Using Indexes to Optimize ORDER BY Queries

Using indexes can help you improve the performance of queries that have an ORDER BY clause. This includes ORDER BY clauses with either ascending or descending sorts, as well as more than one ordering field. The same index can optimize both filter conditions and the ORDER BY clause.

To use the index for an ORDER BY query, the index's key list order and sort order must match the orderings specified in the query.

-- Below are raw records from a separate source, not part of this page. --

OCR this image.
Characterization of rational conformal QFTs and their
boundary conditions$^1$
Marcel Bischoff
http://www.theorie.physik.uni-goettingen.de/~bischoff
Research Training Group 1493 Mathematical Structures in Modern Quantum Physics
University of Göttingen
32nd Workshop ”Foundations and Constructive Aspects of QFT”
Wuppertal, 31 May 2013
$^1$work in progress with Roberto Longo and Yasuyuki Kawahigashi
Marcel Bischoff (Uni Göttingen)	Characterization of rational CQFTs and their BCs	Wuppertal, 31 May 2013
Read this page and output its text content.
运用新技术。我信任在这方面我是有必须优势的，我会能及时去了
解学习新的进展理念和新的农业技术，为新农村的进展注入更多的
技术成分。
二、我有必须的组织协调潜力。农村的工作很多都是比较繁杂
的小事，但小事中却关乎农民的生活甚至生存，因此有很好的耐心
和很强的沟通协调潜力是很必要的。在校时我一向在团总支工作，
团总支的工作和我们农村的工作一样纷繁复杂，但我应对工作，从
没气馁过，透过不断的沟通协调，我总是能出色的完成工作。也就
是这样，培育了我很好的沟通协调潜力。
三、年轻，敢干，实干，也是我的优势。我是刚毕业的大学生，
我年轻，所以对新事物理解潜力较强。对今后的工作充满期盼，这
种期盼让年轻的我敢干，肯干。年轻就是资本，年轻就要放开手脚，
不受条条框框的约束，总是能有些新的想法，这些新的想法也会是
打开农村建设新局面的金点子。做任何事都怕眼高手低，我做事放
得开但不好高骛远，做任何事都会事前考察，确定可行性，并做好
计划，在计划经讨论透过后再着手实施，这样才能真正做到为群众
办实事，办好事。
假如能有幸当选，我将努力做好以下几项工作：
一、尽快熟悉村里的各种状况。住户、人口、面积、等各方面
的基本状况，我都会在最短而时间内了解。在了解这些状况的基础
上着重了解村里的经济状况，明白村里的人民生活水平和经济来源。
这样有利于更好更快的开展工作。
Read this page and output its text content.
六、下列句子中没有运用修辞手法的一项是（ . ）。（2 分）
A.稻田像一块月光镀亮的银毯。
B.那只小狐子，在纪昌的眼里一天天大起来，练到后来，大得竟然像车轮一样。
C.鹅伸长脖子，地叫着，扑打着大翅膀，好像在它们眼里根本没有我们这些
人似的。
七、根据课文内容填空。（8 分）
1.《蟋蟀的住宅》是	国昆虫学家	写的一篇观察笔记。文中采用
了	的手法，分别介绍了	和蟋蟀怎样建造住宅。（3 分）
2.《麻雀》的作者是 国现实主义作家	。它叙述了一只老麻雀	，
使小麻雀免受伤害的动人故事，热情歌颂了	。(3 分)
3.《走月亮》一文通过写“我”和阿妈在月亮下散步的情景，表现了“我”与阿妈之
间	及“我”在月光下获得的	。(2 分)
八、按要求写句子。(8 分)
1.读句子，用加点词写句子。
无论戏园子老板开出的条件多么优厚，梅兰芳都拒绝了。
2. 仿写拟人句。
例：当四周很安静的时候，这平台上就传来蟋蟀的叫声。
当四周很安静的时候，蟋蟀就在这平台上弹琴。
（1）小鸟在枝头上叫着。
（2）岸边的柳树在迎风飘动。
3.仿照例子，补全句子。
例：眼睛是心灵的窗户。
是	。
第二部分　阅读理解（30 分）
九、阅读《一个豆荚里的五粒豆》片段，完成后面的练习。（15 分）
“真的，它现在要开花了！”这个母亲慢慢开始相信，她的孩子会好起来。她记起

If the index’s keys also match filter conditions in the query, using the index also reduces the amount of data read from the index.

Index Key List Order and Sort Order Examples

The following table provides examples of when MapR Database can and cannot use an index for ordering, based on the index key list ordering and sort ordering specified. Assume that you have a table that has a composite index on fields Address.State and FullName.LastName. You have defined both keys in ascending order. Further assume that the query has an ORDER BY on the fields Address.State and FullName.LastName, both in ascending order:

Ordering in Query Use of Index for Ordering
Address.State:ASC
Yes
Address.State:DESC
No

Sort direction does not match.

Address.State:ASC,
FullName.LastName ASC
Yes
FullName.LastName:ASC
No

Address.State must be included as a prefix in the ordering.

FullName.LastName:ASC,
Address.State:ASC
No

Sort directions match, but the order of fields does not match.

Filtering and ORDER BY Query Examples

Assume that you have a composite index defined with the following two indexed fields:
  • Address.State:ASC
  • FullName.LastName:ASC
The following table shows examples for different filtering and ORDER BY scenarios using this composite index:
Query Condition Ordering in Query Index Use
{"$eq":{"Address.State":"CA"}}
FullName.LastName:ASC
Both filtering and ordering
{"$gt":{"Address.State":"CA"}}
Address.State:ASC
Both filtering and ordering
{"$gt":{"Address.State":"CA"}}
Address.State:DESC
Only filtering, because the sort direction does not match
{
  "$and":[
    {"$eq":{"Address.State":"CA"}},
    {"$ge":{"FullName.LastName":"Smith"}}
  ]
}
FullName.LastName:ASC
Both filtering and ordering
{"$gt":{"Address.State":"CA"}}
Address.State:ASC,
FullName.LastName:ASC
Both filtering and ordering
{"$gt":{"Address.State":"CA"}}
FullName.LastName:ASC
Only filtering
{"$in":{"Address.State":["CA","TX"]}}
FullName.LastName:ASC
Only filtering
{"$ge":{"FullName.LastName":"Smith"}}
Address.State:ASC,
FullName.LastName:ASC
Only ordering, because FullName.LastName is not a prefix in the filter lookup

Index Sort Order for Complex Types

Although you can define indexes on complex data types, there are limitations in the behavior.

Arrays and Nested Documents

Indexes defined on arrays and nested documents do not have a meaningful ordering because these types do not have a defined ordering.

Container Field Paths

You cannot order on a container field path.

For example, you can define an index on the field a[].b, but you cannot order on it.

Partial Sorts with Non-Covering Indexes

MapR Database updates secondary indexes asynchronously, which can result in updates to the index lagging the parent JSON table. You can avoid this behavior in your OJAI application by setting a query option in your application. See Avoiding Partial Sorts with Secondary Indexes in OJAI for details about how to do this.

One consequence of this index update lag is the impact on queries that use non-covering indexes to provide the ordering of a query. Since the index is not fully synchronized with its parent JSON data, data read through the index might be out of date.

The following example illustrates this behavior.

  • Suppose you have a query with the following criteria:
    • Selects docField
    • Filter condition where docField >= 5
    • Order by on docField
  • You have an index where docField is an indexed field. The index optimizes both the filter condition and order by clause. The query also selects other fields, so the index is a non-covering index for the query.
  • When reading through the index, MapR Database reads a document in which the docField value is 9. The data for that field in the JSON table is also 9. The data is consistent.
  • The next entry in the index has docField set to 10. This value is in the proper sort order relative to the previous value of 9, but the data in the JSON table has changed from 10 to 6. The update is not yet reflected in the index.
  • MapR Database returns the value 6 (not 10), which is out of order, relative to data previously read from the index.

The following table and diagram illustrates this example:

Update State Query Result in docField Sort Order
Before update 5, …, 9, 10
JSON table updated, but not index 5, …, 9, 6
Index updated 5, 6, …, 9
NOTE This behavior does not occur with covering indexes. MapR Database only reads from a single data source, the index, when using covering indexes.

See Asynchronous Secondary Index Updates for a more detailed discussion of asynchronous index updates.